Si la réalité était cette espèce de déchet de l’expérience, à peu près identique pour chacun, parce que, quand nous disons : un mauvais temps, une guerre, une station de voitures, un restaurant éclairé, un jardin en fleurs, tout le monde sait ce que nous voulons dire  ; si la réalité était cela, sans doute une sorte de film cinématographique de ces choses suffirait et le «  style  », la «  littérature  » qui s’écarteraient de leurs simples données seraient un hors-d’œuvre artificiel. Mais était-ce bien cela, la réalité ? (PROUST, 1927, p. 36-37).
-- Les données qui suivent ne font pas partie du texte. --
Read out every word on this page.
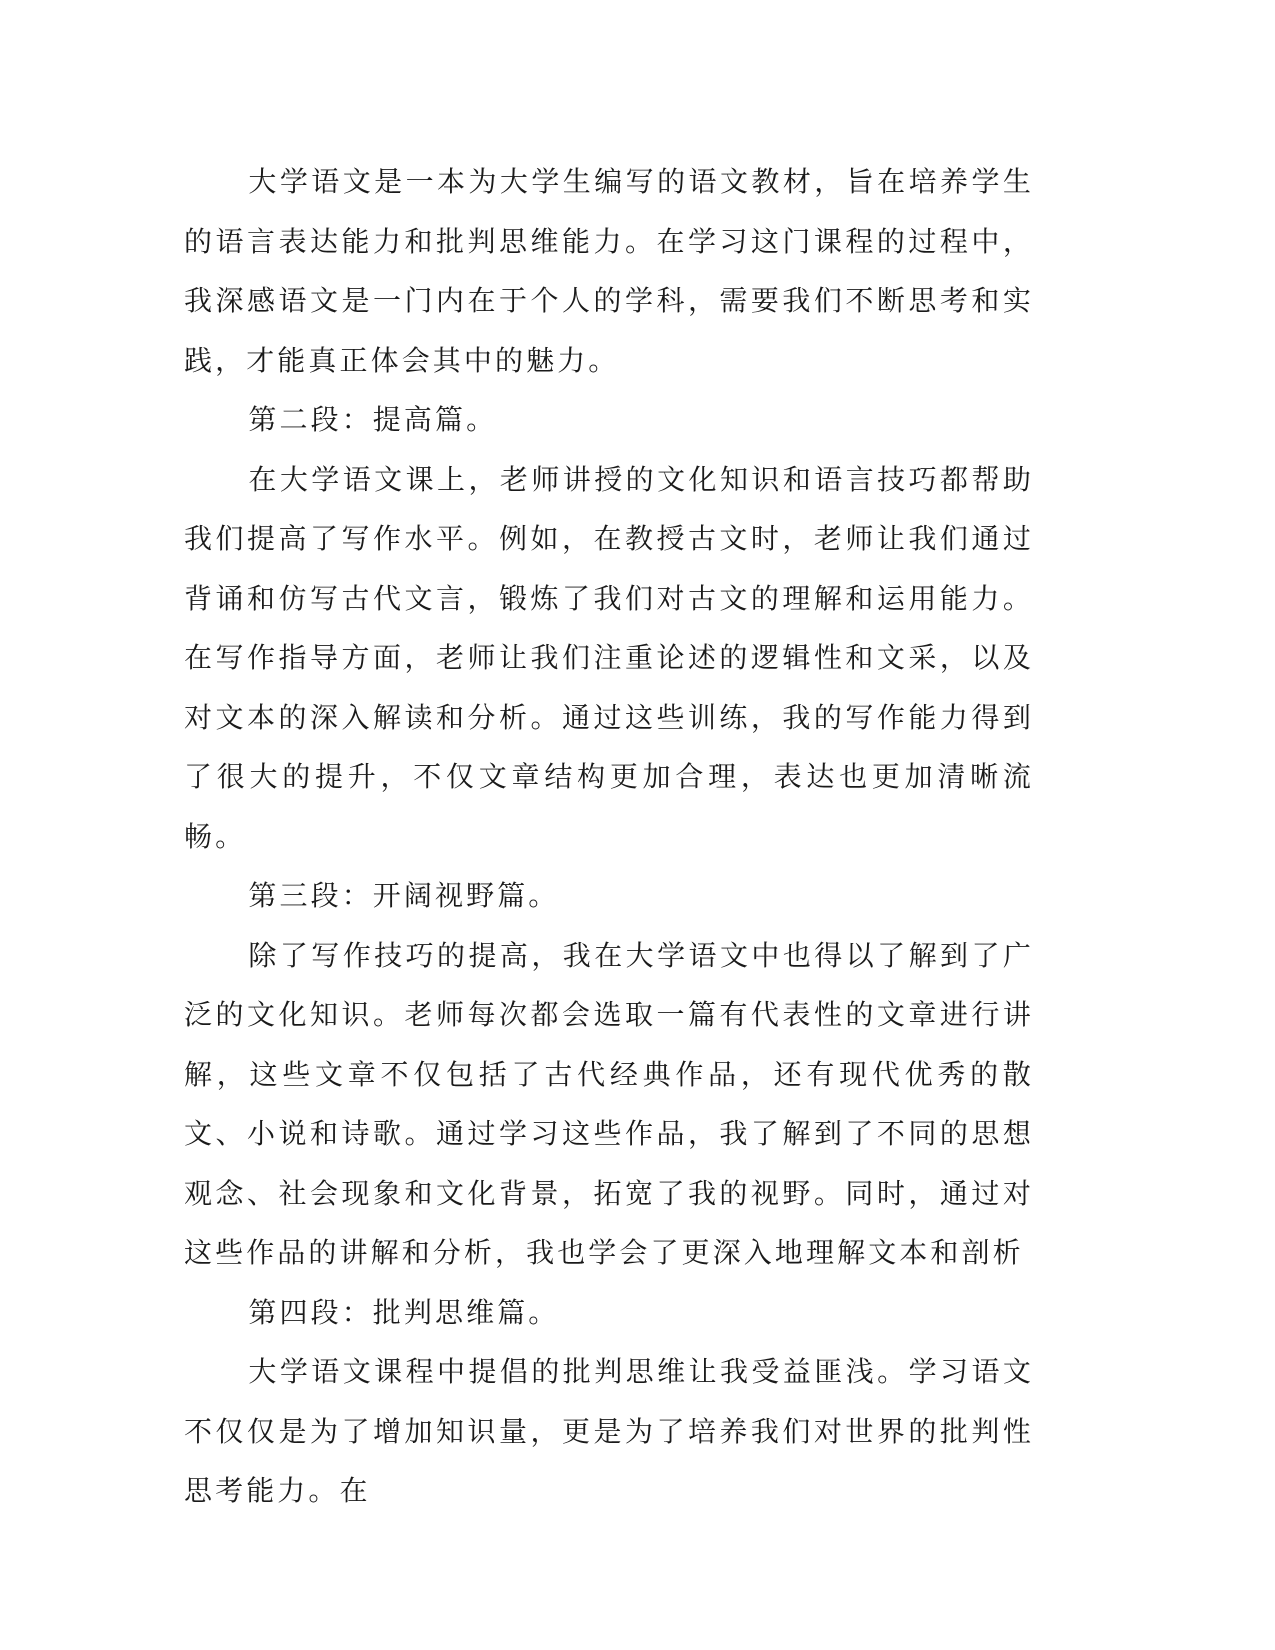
大学语文是一本为大学生编写的语文教材，旨在培养学生的语言表达能力和批判思维能力。在学习这门课程的过程中，我深感语文是一门内在于个人的学科，需要我们不断思考和实践，才能真正体会其中的魅力。

第二段：提高篇。

在大学语文课上，老师讲授的文化知识和语言技巧都帮助我们提高了写作水平。例如，在教授古文时，老师让我们通过背诵和仿写古代文言，锻炼了我们对古文的理解和运用能力。在写作指导方面，老师让我们注重论述的逻辑性和文采，以及对文本的深入解读和分析。通过这些训练，我的写作能力得到了很大的提升，不仅文章结构更加合理，表达也更加清晰流畅。

第三段：开阔视野篇。

除了写作技巧的提高，我在大学语文中也得以了解到了广泛的文化知识。老师每次都会选取一篇有代表性的文章进行讲解，这些文章不仅包括了古代经典作品，还有现代优秀的散文、小说和诗歌。通过学习这些作品，我了解到了不同的思想观念、社会现象和文化背景，拓宽了我的视野。同时，通过对这些作品的讲解和分析，我也学会了更深入地理解文本和剖析

第四段：批判思维篇。

大学语文课程中提倡的批判思维让我受益匪浅。学习语文不仅仅是为了增加知识量，更是为了培养我们对世界的批判性思考能力。在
Pour Proust, le défaut du cinéma est qu’il assujetti au temps objectif, au temps des objets. Il est vrai que, d’après Thomas Carrier-Lafleur, Proust fait subir au « cinéma » (au concept auquel renvoie le terme) le même traitement pseudo-cinématographique que celui qu’il dénonce. Pour le dire autrement, si le cinéma n’est pas en mesure de différencier les multiples expériences et sensations comprises dans ces expressions en apparence simples que sont le « mauvais temps » ou le « restaurant éclairé », Proust ne le fait pas non plus pour ce qui est du cinéma. (2014, p. 533)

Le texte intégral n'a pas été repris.